Gemini has been rapidly catching up to ChatGPT in recent months, but its growth hasn’t been uniform across geographies.
New data on AI chatbot market share for January 2026 — compiled from web and mobile traffic by SimilarWeb and SensorTower — reveals a striking divergence in how Google’s Gemini performs across different countries. While Gemini is a genuine rival to ChatGPT in parts of East Asia, it still has considerable ground to close in the world’s two largest English-language markets.

Where Gemini Holds Its Own
Japan and South Korea stand out as the markets where the ChatGPT-Gemini race is most competitive. In Japan, ChatGPT commands roughly 57% of AI chatbot traffic — a dominant share, but one that leaves significant room for Gemini, which appears to hold its second-place position more convincingly here than almost anywhere else. South Korea tells a similar story: ChatGPT holds approximately 48% of the market, making it the only country in the dataset where its share dips below 50%, with Gemini and a cluster of smaller players — including Adot and Alice — accounting for the remainder.
The reasons likely relate to Google’s deep integration into Android ecosystems and the active promotion of Gemini as a default assistant on mobile devices — a strategy that has driven significant user adoption in markets with high Android penetration.
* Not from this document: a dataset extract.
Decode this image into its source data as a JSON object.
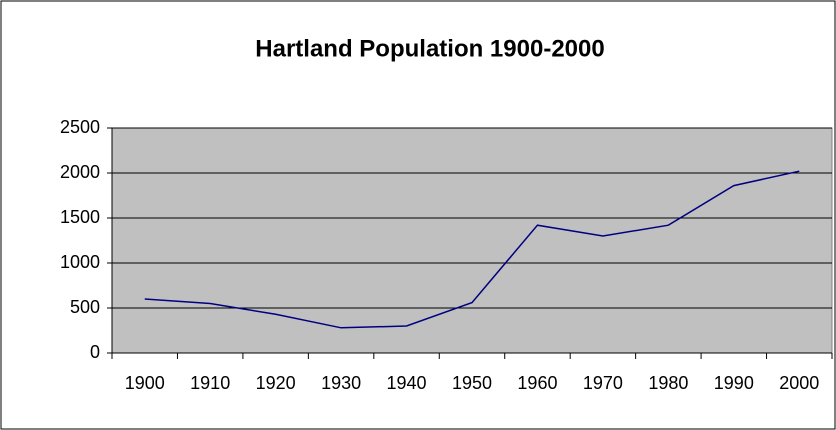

Both Japan and South Korea rank among Asia’s most smartphone-centric societies, and Google’s push to bundle Gemini with its mobile products appears to be paying dividends.
Where ChatGPT Remains Dominant
The United States and India present a much tougher picture for Gemini. In the US, ChatGPT holds approximately 80% of AI chatbot traffic, leaving Gemini and rivals like Perplexity and Claude to split a relatively thin slice of the remaining market. India follows a broadly similar pattern, with ChatGPT commanding close to 75% of traffic — a somewhat surprising figure given that Google has invested heavily in TV advertising for Gemini specifically in India to expand its reach beyond core tech users.
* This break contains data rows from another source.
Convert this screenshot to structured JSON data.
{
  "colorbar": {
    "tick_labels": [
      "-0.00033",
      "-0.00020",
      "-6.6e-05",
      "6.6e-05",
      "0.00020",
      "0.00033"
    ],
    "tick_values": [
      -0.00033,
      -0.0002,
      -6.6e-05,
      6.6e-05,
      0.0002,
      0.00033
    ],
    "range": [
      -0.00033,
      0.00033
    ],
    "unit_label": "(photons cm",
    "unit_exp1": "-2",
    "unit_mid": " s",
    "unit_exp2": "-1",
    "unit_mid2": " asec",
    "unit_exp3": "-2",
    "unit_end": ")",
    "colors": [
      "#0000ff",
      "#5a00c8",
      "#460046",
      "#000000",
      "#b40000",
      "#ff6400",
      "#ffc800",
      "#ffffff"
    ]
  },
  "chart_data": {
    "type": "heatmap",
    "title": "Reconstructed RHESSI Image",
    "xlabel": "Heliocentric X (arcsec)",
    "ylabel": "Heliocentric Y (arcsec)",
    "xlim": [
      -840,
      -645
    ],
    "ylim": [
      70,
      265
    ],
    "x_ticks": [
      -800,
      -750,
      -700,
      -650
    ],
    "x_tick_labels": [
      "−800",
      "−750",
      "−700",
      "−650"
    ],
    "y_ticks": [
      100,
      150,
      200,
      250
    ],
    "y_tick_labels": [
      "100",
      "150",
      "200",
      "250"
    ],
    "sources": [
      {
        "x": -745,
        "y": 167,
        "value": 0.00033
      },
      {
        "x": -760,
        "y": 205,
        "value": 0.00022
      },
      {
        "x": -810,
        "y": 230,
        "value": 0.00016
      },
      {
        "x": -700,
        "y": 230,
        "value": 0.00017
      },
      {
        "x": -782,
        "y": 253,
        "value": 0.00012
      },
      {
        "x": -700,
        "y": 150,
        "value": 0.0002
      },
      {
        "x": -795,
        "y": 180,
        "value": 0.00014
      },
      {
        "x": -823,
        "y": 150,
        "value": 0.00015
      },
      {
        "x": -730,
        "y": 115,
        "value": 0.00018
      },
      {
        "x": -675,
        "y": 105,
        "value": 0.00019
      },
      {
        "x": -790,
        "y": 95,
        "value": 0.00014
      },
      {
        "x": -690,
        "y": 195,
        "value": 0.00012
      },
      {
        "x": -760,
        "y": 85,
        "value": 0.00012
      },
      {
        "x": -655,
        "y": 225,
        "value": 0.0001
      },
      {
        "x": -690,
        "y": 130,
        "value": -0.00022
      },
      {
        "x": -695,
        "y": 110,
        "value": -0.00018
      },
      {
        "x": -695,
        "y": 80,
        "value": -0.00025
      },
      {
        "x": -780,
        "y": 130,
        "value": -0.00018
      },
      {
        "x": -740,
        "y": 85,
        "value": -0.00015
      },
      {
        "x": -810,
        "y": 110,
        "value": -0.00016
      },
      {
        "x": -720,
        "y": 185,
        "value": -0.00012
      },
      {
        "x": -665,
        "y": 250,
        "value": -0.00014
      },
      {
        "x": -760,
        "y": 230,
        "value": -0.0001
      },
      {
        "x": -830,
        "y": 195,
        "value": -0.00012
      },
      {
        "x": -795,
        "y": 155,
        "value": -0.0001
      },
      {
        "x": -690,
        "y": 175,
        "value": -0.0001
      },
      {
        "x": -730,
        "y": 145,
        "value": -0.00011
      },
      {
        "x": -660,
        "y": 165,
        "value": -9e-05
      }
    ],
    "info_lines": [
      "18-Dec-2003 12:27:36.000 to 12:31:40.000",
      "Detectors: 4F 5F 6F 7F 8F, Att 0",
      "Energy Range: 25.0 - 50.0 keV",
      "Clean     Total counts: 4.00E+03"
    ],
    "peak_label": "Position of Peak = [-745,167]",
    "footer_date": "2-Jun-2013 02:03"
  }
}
The UK and Germany, both large English-adjacent markets, also show ChatGPT holding firm above 70% and approaching 75% respectively — suggesting that Western markets remain more resistant to Gemini’s advances, at least for now.
The Russia And China Wildcards
Two countries in the dataset operate under entirely different dynamics. Russia’s market is notably fragmented: ChatGPT holds only around 25%, followed by a substantial share for Giga.chat — the homegrown Russian AI assistant — alongside significant usage of DeepSeek and other platforms. Western sanctions and content restrictions have created an unusual competitive environment that no other market replicates.
China, unsurprisingly, is the most distinctive market of all. ChatGPT’s footprint is minimal, with Doubao — ByteDance’s AI chatbot — commanding a large share alongside DeepSeek and other domestic players. DeepSeek’s volatile trajectory globally, after surging in early 2025 before declining sharply, appears less pronounced within China’s domestic market, where it retains a meaningful share.
The Broader Picture
Zoomed out, the data reinforces what recent SimilarWeb figures for February 2026 have already made clear: Gemini’s 643% year-over-year traffic growth is real and accelerating, but it has not yet translated into parity with ChatGPT in the markets that matter most commercially. ChatGPT’s DAU/MAU ratio of 36% — nearly double Gemini’s 21% — suggests that ChatGPT users are more habitual, returning to the platform far more frequently than Gemini’s growing but less sticky user base.
For Google, the East Asian results will be encouraging proof that Gemini can win in highly competitive markets. The challenge now is translating that playbook to the US and India — where the battle for the AI-native user is far from over.